Finding "U.S. CHAMBER OF COMMERCE" Famous But Inherently Weak, TTAB Dismisses 2(d) Cancellation Petition
In a 107-page opinion, the Board dismissed a petition for cancellation of a registration of the mark UNITED STATES HISPANIC CHAMBER OF COMMERCE & Design (shown below) for "chamber of commerce services, namely promoting business by and among Hispanic businesses and corporate America while fostering procurement and economic development opportunities as well as commercial and financial relations by and among Hispanic businesses with the general business community" [UNITED STATES HISPANIC CHAMBER OF COMMERCE disclaimed], finding the mark not likely to cause confusion with the registered mark U.S. CHAMBER OF COMMERCE for "association services, namely promoting the interest of business men and women." Although the parties’ services and trade channels are similar, and petitioner's mark has achieved a degree of fame, those facts were "simply outweighed by the inherent weakness of petitioner’s mark and the resulting narrow scope of protection it is entitled to." The Chamber of Commerce of the United States of America v. United States Hispanic Chamber of Commerce, Cancellation No. 92045876 (December 31, 2012) [not precedential].
Respondent's counterclaims: The Board first dealt with Respondent's counterclaims for cancellation of three registrations owned by petitioner, for the marks U.S. CHAMBER OF COMMERCE, CHAMBER OF COMMERCE OF THE UNITED STATES OF AMERICA, and U.S. CHAMBER, but the Board dismissed those counterclaims. The Board agreed that CHAMBER and CHAMBER OF COMMERCE are generic for "association services, namely promoting the interest of business men and women," but the remainder of the marks are "merely descriptive and/or geographically descriptive terms as applied to the relevant genus of services."
[T]he evidence does not establish that the relevant public refers to or would refer to any of these third-party organizations [identified by Respondent}, such as The United States African American Chamber of Commerce ..., generically as "a U.S. Chamber," or "a U.S. Chamber of Commerce," or "a Chamber of Commerce of the United States of America."
Petitioner's cancellation claim: Not surprisingly, the Board found the “chamber of commerce” services of respondent’s registration to be "highly similar and related" to the “association services” identified of petitioner’s registration. The trade channels for the involved services are also "highly similar." As to the conditions of purchase, the Board noted that not all of the purchasers would be sophisticated, but it found this du Pont factor to be neutral.
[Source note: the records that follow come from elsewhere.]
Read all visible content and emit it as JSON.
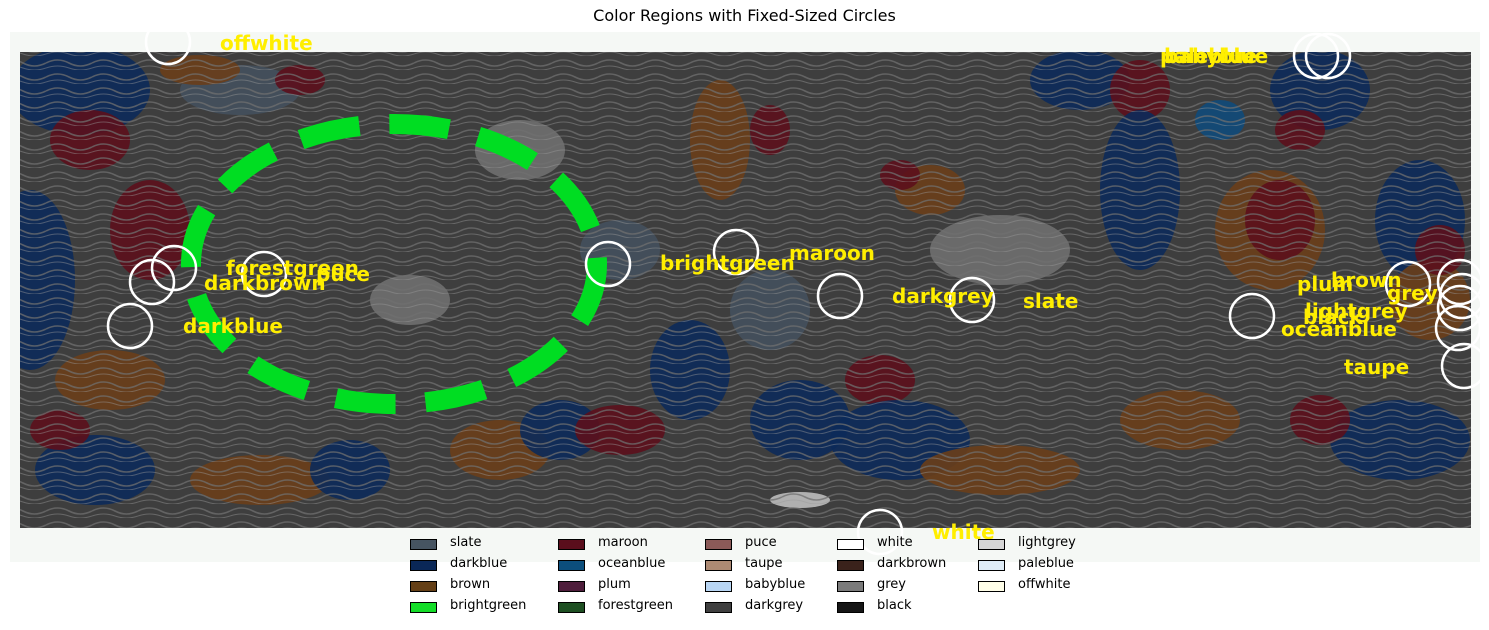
{
  "chart_data": {
    "type": "scatter",
    "title": "Color Regions with Fixed-Sized Circles",
    "background_colors": {
      "base": "#3e3e3e",
      "slate": "#44505d",
      "darkblue": "#0c2a5a",
      "brown": "#6a3e1a",
      "maroon": "#5c0f1c",
      "oceanblue": "#0f4a7a",
      "grey": "#6f6f6f",
      "lightgrey": "#bdbdbd",
      "frame": "#f5f8f5"
    },
    "highlight": {
      "shape": "ellipse",
      "style": "dashed",
      "color": "#00dd22"
    },
    "circle_color": "#ffffff",
    "label_color": "#ffee00",
    "labels": [
      {
        "text": "offwhite"
      },
      {
        "text": "paleblue"
      },
      {
        "text": "babyblue"
      },
      {
        "text": "forestgreen"
      },
      {
        "text": "puce"
      },
      {
        "text": "darkbrown"
      },
      {
        "text": "darkblue"
      },
      {
        "text": "brightgreen"
      },
      {
        "text": "maroon"
      },
      {
        "text": "darkgrey"
      },
      {
        "text": "slate"
      },
      {
        "text": "plum"
      },
      {
        "text": "brown"
      },
      {
        "text": "grey"
      },
      {
        "text": "lightgrey"
      },
      {
        "text": "black"
      },
      {
        "text": "oceanblue"
      },
      {
        "text": "taupe"
      },
      {
        "text": "white"
      }
    ],
    "legend": {
      "placement": "bottom-center",
      "columns": [
        [
          {
            "label": "slate",
            "color": "#465461"
          },
          {
            "label": "darkblue",
            "color": "#0a2757"
          },
          {
            "label": "brown",
            "color": "#643f16"
          },
          {
            "label": "brightgreen",
            "color": "#14dd28"
          }
        ],
        [
          {
            "label": "maroon",
            "color": "#5a0e1c"
          },
          {
            "label": "oceanblue",
            "color": "#0c4e7c"
          },
          {
            "label": "plum",
            "color": "#4e1d3b"
          },
          {
            "label": "forestgreen",
            "color": "#1e4f22"
          }
        ],
        [
          {
            "label": "puce",
            "color": "#8b5a58"
          },
          {
            "label": "taupe",
            "color": "#ad8a73"
          },
          {
            "label": "babyblue",
            "color": "#b9d6f4"
          },
          {
            "label": "darkgrey",
            "color": "#3f3f3f"
          }
        ],
        [
          {
            "label": "white",
            "color": "#ffffff"
          },
          {
            "label": "darkbrown",
            "color": "#3a221b"
          },
          {
            "label": "grey",
            "color": "#7b7b7b"
          },
          {
            "label": "black",
            "color": "#151515"
          }
        ],
        [
          {
            "label": "lightgrey",
            "color": "#d6d6d6"
          },
          {
            "label": "paleblue",
            "color": "#dfecf7"
          },
          {
            "label": "offwhite",
            "color": "#fffee8"
          }
        ]
      ]
    }
  }
}
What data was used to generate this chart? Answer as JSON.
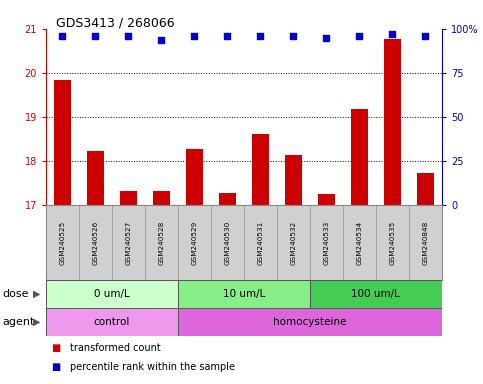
{
  "title": "GDS3413 / 268066",
  "samples": [
    "GSM240525",
    "GSM240526",
    "GSM240527",
    "GSM240528",
    "GSM240529",
    "GSM240530",
    "GSM240531",
    "GSM240532",
    "GSM240533",
    "GSM240534",
    "GSM240535",
    "GSM240848"
  ],
  "bar_values": [
    19.85,
    18.22,
    17.32,
    17.33,
    18.27,
    17.27,
    18.62,
    18.14,
    17.25,
    19.18,
    20.78,
    17.73
  ],
  "dot_values": [
    96,
    96,
    96,
    94,
    96,
    96,
    96,
    96,
    95,
    96,
    97,
    96
  ],
  "ylim_left": [
    17,
    21
  ],
  "ylim_right": [
    0,
    100
  ],
  "yticks_left": [
    17,
    18,
    19,
    20,
    21
  ],
  "yticks_right": [
    0,
    25,
    50,
    75,
    100
  ],
  "ytick_labels_right": [
    "0",
    "25",
    "50",
    "75",
    "100%"
  ],
  "bar_color": "#cc0000",
  "dot_color": "#0000cc",
  "dose_groups": [
    {
      "label": "0 um/L",
      "start": 0,
      "end": 4,
      "color": "#ccffcc"
    },
    {
      "label": "10 um/L",
      "start": 4,
      "end": 8,
      "color": "#88ee88"
    },
    {
      "label": "100 um/L",
      "start": 8,
      "end": 12,
      "color": "#44cc55"
    }
  ],
  "agent_groups": [
    {
      "label": "control",
      "start": 0,
      "end": 4,
      "color": "#ee99ee"
    },
    {
      "label": "homocysteine",
      "start": 4,
      "end": 12,
      "color": "#dd66dd"
    }
  ],
  "dose_label": "dose",
  "agent_label": "agent",
  "legend_items": [
    {
      "label": "transformed count",
      "color": "#cc0000"
    },
    {
      "label": "percentile rank within the sample",
      "color": "#0000cc"
    }
  ],
  "bg_color": "#ffffff",
  "sample_col_color": "#d0d0d0",
  "grid_yticks": [
    18,
    19,
    20
  ]
}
Turning to the "critical issue," the strength of petitioner's mark, the Board found that petitioner's mark has achieved a degree of fame for purposes of the fifth du Pont factor.
However, we also find that the inherent weakness of petitioner’s mark and the evidence in the record of third-party use of similar marks for similar services under the sixth du Pont factor supports a finding that petitioner’s mark is highly descriptive and inherently weak as applied to the relevant services in this case. On balance, we find that the marketplace fame of petitioner’s mark is effectively outweighed by the inherent weakness of that mark for purposes of determining the scope of protection to which the mark is entitled.
The record included evidence of a large number (45) of third-party chamber of commerce organizations operating in this country, using names or marks that include the generic words "CHAMBER OF COMMERCE" and some formative of the highly descriptive and/or geographically descriptive designation "U.S." or "UNITED STATES." For example, United States African American Chamber of Commerce, United States Black Chamber of Commerce, United States American Indian Chamber of Commerce, and United States Christian Chamber of Commerce. In addition, hundreds of organizations combine CHAMBER OF COMMERCE with the descriptive and/or geographically descriptive "AMERICA(N)-formative" in their marks.
As to the similarity of the marks, the Board found that respondent's mark is dominated by the design element including the seal, the letter "H," and the eagle feature, and that this design element suffices "to immediately and clearly distinguish the two marks in terms of appearance and commercial impression.
Respondent claimed that actual confusion had occurred, and it presented testimony from four witnesses. The Board reviewed their testimony in detail [pages 63-95] and found it to be unpersuasive. Since actual confusion is not required to prove likely confusion, the Board considered this factor to be neutral.
Finally, under the 10th du Pont factor, the Board considered the "market interface between the parties." The record revealed a ten-year relationship between the parties, which included "longtime and frequent collaboration." Petitioner’s failure during that period to object to respondent's use of its mark "is persuasive evidence which is 'indicative of lack of confusion' under factor 10(d)."
Balancing the relevant du Pont factors, the Board found that "the scope of protection to which petitioner’s mark is entitled is not so broad as to preclude respondent from registering its fundamentally dissimilar mark. Therefore, the Board dismissed the petition for cancellation.